The company's results were announced after the market closed in New York. Earlier, the American depository receipts of News Corp. rose 12.5 cents, to $21.125, on the New York Stock Exchange. Each ADRrepresents four shares of the company.
A spokesman said Murdoch was unavailable for comment. Clark said that despite the on-line retrenchment, Murdoch had not given up hope of becoming a player on the Internet.
"Rupert is still absolutely committed to this being a crucial distribution channel," he said. "But we want to invest in where the Internet industry is going, not where the on-line industry has been."
One area of focus for the venture will now be the 24-hour cable news channel that Murdoch recently announced. Clark said News Corp. would provide on-line text and video to supplement the material on its new service. Murdoch recently hired Roger Ailes, the former chief executive of the CNBC cable channel, to start the 24-hour news service.

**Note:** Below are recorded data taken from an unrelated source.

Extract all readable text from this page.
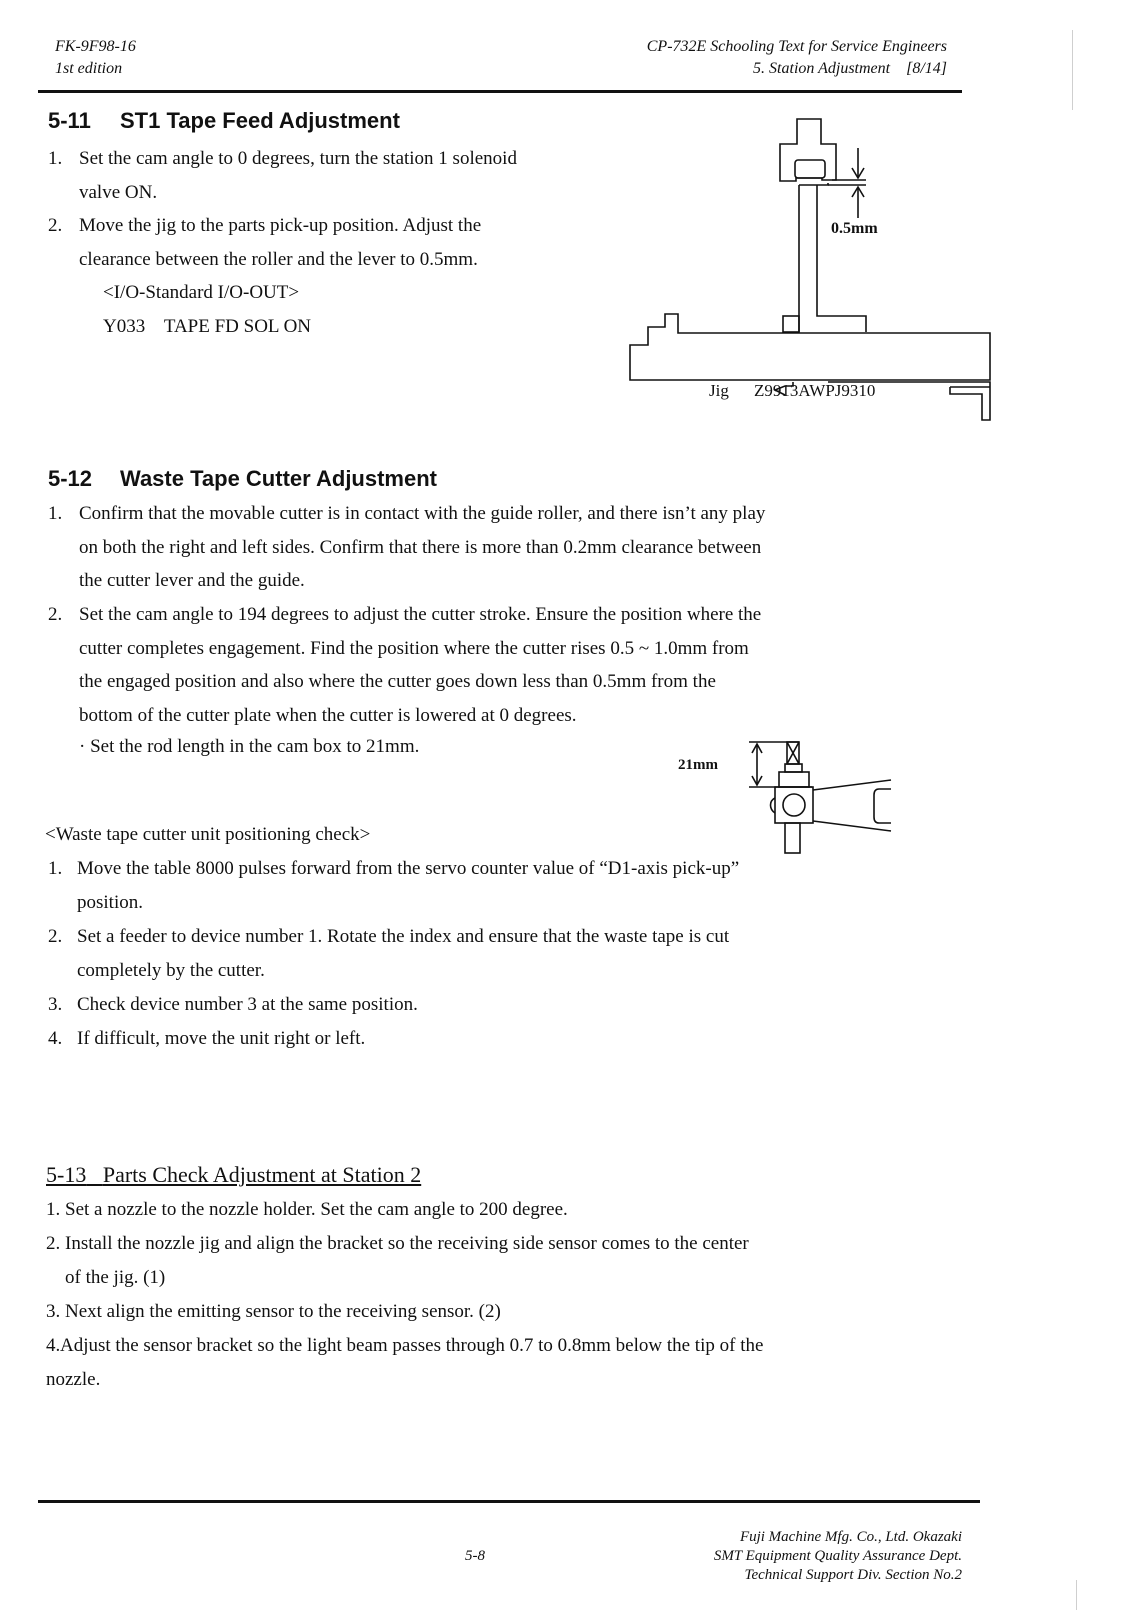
FK-9F98-16
1st edition
CP-732E Schooling Text for Service Engineers
5. Station Adjustment [8/14]
5-11 ST1 Tape Feed Adjustment
1. Set the cam angle to 0 degrees, turn the station 1 solenoid
valve ON.
2. Move the jig to the parts pick-up position. Adjust the
clearance between the roller and the lever to 0.5mm.
<I/O-Standard I/O-OUT>
Y033    TAPE FD SOL ON
0.5mm
Jig Z9913AWPJ9310
5-12 Waste Tape Cutter Adjustment
1. Confirm that the movable cutter is in contact with the guide roller, and there isn’t any play
on both the right and left sides. Confirm that there is more than 0.2mm clearance between
the cutter lever and the guide.
2. Set the cam angle to 194 degrees to adjust the cutter stroke. Ensure the position where the
cutter completes engagement. Find the position where the cutter rises 0.5 ~ 1.0mm from
the engaged position and also where the cutter goes down less than 0.5mm from the
bottom of the cutter plate when the cutter is lowered at 0 degrees.
· Set the rod length in the cam box to 21mm.
21mm
<Waste tape cutter unit positioning check>
1. Move the table 8000 pulses forward from the servo counter value of “D1-axis pick-up”
position.
2. Set a feeder to device number 1. Rotate the index and ensure that the waste tape is cut
completely by the cutter.
3. Check device number 3 at the same position.
4. If difficult, move the unit right or left.
5-13 Parts Check Adjustment at Station 2
1. Set a nozzle to the nozzle holder. Set the cam angle to 200 degree.
2. Install the nozzle jig and align the bracket so the receiving side sensor comes to the center
of the jig. (1)
3. Next align the emitting sensor to the receiving sensor. (2)
4. Adjust the sensor bracket so the light beam passes through 0.7 to 0.8mm below the tip of the
nozzle.
5-8
Fuji Machine Mfg. Co., Ltd. Okazaki
SMT Equipment Quality Assurance Dept.
Technical Support Div. Section No.2
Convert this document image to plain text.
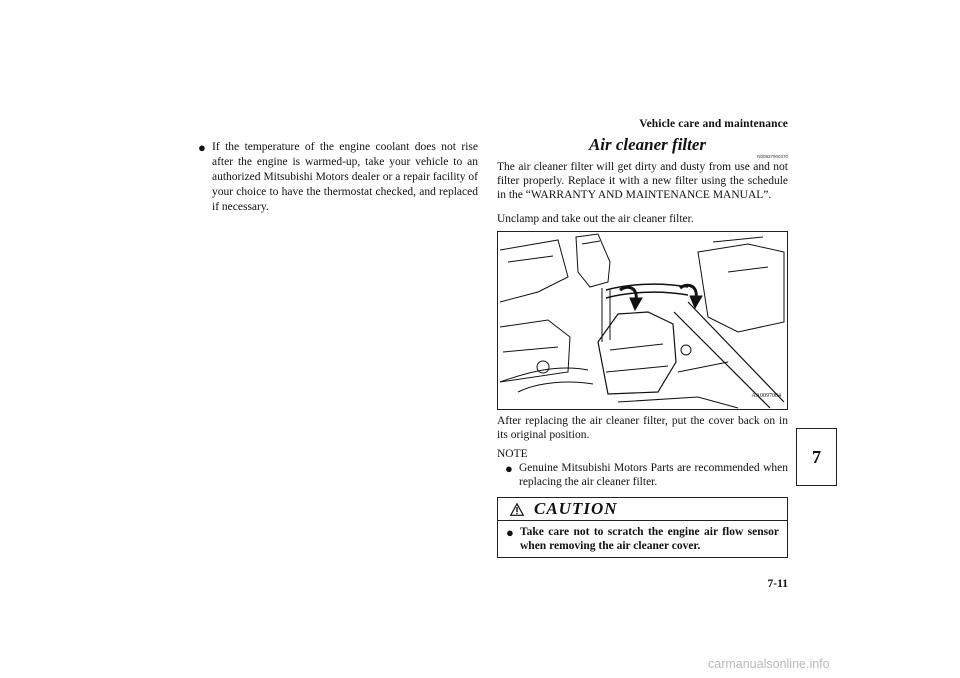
Vehicle care and maintenance
● If the temperature of the engine coolant does not rise after the engine is warmed-up, take your vehicle to an authorized Mitsubishi Motors dealer or a repair facility of your choice to have the thermostat checked, and replaced if necessary.
Air cleaner filter
N00937900370

The air cleaner filter will get dirty and dusty from use and not filter properly. Replace it with a new filter using the schedule in the “WARRANTY AND MAINTENANCE MANUAL”.

Unclamp and take out the air cleaner filter.

AA0097004

After replacing the air cleaner filter, put the cover back on in its original position.

NOTE
● Genuine Mitsubishi Motors Parts are recommended when replacing the air cleaner filter.
CAUTION
● Take care not to scratch the engine air flow sensor when removing the air cleaner cover.
7
7-11
carmanualsonline.info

As a result, executives close to News Corp. said the editorial staff of the venture would not be hit as hard by job reductions as the customer service and marketing departments. In particular, they said, News Corp.'s sophisticated customer service center in Lowell, Mass., will be almost completely dismantled.
One senior editor at the on-line service, Jonathan Miller, resigned Wednesday. But people close to News Corp. said Anthea Disney, the editor in chief of the venture and the former editor of TV Guide, was probably secure.
Murdoch's plan to use the service as an adjunct to his cable news service would seem to put MCI into an awkward position. The company's new on-line partner, Microsoft, has an alliance with NBC to develop a 24-hour news service called MSNBC. But MCI remains an equity investor in News Corp. Internet, which will be developing a competing on-line news service.
"No telecommunications or media company wants to be left out of this game," said Benerofe, the former News Corp. Internet executive. "As a result, there will be many more annulments, divorces, and separations than lifelong marriages."